Fortier testified that while McVeigh told him in detail about the plot to blow up the Alfred P. Murrah Building in Oklahoma City, he never once heard Nichols talk about it. He only knew of Nichols involvement because of (hearsay) statements by McVeigh.
Lead defense attorney Michael Tigar got Fortier to admit McVeigh's word wasn't trustworthy, and that McVeigh had cheated the witness out of several thousand dollars owed for helping him fence stolen weapons.
Then Tigar ripped apart Fortier's character as prosecutors watched helplessly: Fortier admitted he lied, stole and abused drugs, and that he hoped to make a million dollars by selling fictitious stories about McVeigh.

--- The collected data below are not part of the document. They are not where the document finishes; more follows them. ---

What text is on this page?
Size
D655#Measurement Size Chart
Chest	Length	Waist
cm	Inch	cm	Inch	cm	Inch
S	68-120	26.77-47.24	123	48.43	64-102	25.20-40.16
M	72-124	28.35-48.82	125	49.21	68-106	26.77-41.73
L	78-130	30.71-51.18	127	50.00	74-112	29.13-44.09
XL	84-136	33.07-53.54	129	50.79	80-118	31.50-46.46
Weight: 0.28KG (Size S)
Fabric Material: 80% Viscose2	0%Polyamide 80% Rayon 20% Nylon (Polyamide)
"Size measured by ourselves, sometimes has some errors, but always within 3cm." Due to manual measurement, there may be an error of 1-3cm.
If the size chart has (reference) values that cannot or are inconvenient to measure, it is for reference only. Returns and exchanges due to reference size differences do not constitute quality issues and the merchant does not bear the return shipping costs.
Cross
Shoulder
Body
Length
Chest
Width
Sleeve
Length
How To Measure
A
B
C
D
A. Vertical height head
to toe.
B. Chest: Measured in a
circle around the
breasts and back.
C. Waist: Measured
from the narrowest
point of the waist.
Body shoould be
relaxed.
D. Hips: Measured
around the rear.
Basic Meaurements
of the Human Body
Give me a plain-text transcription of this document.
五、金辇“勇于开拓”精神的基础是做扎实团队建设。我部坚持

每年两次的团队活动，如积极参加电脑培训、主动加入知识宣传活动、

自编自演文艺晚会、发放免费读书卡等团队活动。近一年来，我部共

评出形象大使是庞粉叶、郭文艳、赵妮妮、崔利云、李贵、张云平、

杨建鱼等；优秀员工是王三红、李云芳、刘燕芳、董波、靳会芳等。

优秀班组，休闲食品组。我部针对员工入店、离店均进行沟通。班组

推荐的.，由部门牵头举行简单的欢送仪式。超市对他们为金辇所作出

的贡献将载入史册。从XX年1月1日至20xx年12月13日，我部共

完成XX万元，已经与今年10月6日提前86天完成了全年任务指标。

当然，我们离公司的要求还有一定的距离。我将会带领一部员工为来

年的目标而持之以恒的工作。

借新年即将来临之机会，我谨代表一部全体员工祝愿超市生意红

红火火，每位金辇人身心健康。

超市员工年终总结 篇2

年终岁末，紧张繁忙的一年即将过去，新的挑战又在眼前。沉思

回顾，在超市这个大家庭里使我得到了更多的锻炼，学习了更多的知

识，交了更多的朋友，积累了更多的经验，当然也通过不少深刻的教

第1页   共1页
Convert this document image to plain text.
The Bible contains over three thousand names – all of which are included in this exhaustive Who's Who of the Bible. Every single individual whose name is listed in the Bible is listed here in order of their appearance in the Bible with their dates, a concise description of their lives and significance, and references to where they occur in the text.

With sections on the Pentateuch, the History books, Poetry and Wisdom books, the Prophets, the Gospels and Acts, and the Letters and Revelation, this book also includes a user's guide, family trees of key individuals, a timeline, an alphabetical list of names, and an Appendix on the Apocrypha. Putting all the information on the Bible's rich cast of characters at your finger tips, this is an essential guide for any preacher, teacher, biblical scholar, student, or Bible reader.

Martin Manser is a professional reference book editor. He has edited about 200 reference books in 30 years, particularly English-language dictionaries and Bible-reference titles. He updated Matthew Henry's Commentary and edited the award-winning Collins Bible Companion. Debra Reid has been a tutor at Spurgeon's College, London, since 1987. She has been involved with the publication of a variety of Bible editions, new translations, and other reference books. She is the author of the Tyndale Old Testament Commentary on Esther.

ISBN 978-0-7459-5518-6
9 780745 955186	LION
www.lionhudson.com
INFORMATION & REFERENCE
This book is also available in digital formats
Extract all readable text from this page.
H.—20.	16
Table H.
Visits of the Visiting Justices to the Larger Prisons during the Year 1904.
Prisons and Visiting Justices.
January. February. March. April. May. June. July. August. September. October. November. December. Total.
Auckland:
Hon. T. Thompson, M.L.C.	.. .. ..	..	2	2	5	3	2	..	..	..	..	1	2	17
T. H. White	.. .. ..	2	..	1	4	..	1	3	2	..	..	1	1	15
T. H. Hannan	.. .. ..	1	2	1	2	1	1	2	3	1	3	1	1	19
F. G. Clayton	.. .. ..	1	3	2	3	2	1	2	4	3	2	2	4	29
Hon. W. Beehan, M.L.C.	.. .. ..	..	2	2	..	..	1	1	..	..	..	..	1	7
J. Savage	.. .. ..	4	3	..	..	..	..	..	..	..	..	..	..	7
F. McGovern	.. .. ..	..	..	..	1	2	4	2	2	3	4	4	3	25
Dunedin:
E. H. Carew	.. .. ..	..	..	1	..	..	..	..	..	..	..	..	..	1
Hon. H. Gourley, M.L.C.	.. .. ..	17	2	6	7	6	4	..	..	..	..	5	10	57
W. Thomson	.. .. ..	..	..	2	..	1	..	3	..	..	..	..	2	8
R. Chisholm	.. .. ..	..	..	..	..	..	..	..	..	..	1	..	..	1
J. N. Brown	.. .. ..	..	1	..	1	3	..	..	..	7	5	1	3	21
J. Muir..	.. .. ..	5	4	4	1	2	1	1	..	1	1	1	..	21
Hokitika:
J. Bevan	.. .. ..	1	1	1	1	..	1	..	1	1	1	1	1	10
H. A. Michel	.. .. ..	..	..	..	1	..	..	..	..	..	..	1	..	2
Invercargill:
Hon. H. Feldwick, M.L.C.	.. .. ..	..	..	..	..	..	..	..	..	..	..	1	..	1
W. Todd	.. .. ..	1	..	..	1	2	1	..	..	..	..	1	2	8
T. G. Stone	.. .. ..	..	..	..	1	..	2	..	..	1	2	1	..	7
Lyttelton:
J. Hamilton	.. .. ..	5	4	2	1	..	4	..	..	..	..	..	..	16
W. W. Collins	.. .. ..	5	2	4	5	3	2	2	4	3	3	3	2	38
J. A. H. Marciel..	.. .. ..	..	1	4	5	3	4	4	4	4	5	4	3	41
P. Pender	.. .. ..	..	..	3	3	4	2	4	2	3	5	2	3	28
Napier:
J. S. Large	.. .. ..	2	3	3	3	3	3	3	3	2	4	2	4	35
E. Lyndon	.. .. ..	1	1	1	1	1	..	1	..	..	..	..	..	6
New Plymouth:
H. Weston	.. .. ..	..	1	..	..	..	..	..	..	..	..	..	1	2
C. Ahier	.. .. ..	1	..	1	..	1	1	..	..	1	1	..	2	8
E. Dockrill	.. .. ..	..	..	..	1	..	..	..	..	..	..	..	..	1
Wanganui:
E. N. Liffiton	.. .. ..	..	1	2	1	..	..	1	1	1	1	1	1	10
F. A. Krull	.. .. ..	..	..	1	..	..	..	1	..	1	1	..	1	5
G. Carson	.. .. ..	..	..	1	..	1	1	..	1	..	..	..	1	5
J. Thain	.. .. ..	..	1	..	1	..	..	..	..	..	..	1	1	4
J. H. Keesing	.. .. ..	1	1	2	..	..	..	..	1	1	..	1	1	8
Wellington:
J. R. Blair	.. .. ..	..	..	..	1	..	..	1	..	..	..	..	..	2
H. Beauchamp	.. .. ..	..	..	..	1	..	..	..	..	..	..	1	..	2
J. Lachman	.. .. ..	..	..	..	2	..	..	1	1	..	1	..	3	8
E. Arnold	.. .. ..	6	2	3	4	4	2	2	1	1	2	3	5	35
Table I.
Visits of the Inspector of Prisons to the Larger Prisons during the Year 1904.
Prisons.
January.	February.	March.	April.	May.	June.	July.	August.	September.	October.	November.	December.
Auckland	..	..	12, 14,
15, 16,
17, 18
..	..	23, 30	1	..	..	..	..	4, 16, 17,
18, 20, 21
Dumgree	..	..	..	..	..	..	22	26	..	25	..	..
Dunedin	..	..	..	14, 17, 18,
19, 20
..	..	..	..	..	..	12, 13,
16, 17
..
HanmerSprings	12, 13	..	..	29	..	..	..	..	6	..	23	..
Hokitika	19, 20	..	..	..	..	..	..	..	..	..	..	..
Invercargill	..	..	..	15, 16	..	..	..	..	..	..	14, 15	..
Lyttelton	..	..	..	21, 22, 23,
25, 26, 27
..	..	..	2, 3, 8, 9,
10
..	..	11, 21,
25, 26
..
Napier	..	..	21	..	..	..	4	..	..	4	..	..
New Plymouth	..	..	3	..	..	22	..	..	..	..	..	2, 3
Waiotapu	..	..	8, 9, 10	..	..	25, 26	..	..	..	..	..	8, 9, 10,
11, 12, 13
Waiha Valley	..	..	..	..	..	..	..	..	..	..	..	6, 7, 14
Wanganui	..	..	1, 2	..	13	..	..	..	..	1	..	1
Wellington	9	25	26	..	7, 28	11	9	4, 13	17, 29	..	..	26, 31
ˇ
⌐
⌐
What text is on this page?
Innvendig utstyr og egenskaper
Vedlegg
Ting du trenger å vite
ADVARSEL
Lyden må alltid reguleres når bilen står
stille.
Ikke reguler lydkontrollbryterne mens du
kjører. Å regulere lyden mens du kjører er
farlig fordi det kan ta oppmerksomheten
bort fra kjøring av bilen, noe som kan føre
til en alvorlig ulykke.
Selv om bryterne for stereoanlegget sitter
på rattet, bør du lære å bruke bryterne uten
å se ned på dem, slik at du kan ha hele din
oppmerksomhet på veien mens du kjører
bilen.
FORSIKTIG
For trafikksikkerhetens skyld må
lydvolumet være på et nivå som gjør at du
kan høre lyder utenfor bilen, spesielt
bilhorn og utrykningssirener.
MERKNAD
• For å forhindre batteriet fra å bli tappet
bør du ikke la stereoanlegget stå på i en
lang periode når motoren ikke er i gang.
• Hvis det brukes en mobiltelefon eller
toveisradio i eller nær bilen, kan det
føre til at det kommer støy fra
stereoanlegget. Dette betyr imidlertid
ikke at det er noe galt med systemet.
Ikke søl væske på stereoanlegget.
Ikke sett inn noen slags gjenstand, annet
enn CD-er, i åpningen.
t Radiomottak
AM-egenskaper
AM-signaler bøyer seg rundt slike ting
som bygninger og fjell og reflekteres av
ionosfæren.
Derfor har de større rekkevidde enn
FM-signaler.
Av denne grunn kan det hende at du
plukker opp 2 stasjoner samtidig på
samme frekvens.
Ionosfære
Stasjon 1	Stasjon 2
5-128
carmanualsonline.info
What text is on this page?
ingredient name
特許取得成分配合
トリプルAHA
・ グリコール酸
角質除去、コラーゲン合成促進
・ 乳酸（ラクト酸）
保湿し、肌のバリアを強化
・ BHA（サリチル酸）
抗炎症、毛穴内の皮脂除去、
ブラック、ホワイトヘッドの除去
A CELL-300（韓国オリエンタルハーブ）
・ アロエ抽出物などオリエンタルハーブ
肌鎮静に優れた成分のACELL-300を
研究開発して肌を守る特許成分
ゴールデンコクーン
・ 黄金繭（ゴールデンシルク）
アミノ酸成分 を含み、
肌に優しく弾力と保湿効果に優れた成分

Fortier testified under a plea agreement granting him immunity from prosecution. He plead guilty to receiving stolen weapons and will be sentenced after the prosecutors in Nichols' case grade his performance on the witness stand.
Fortier said he wants more than anything to be released from prison so he can rejoin his family. Tigar responded: "And you're a man who would lie just to have a gun, aren't you, sir?" Fortier responded: "I did do that, yes."
This week prosecutors are expected to show how Nichols robbed an Arkansas gun dealer and used the proceeds to fund the bombing.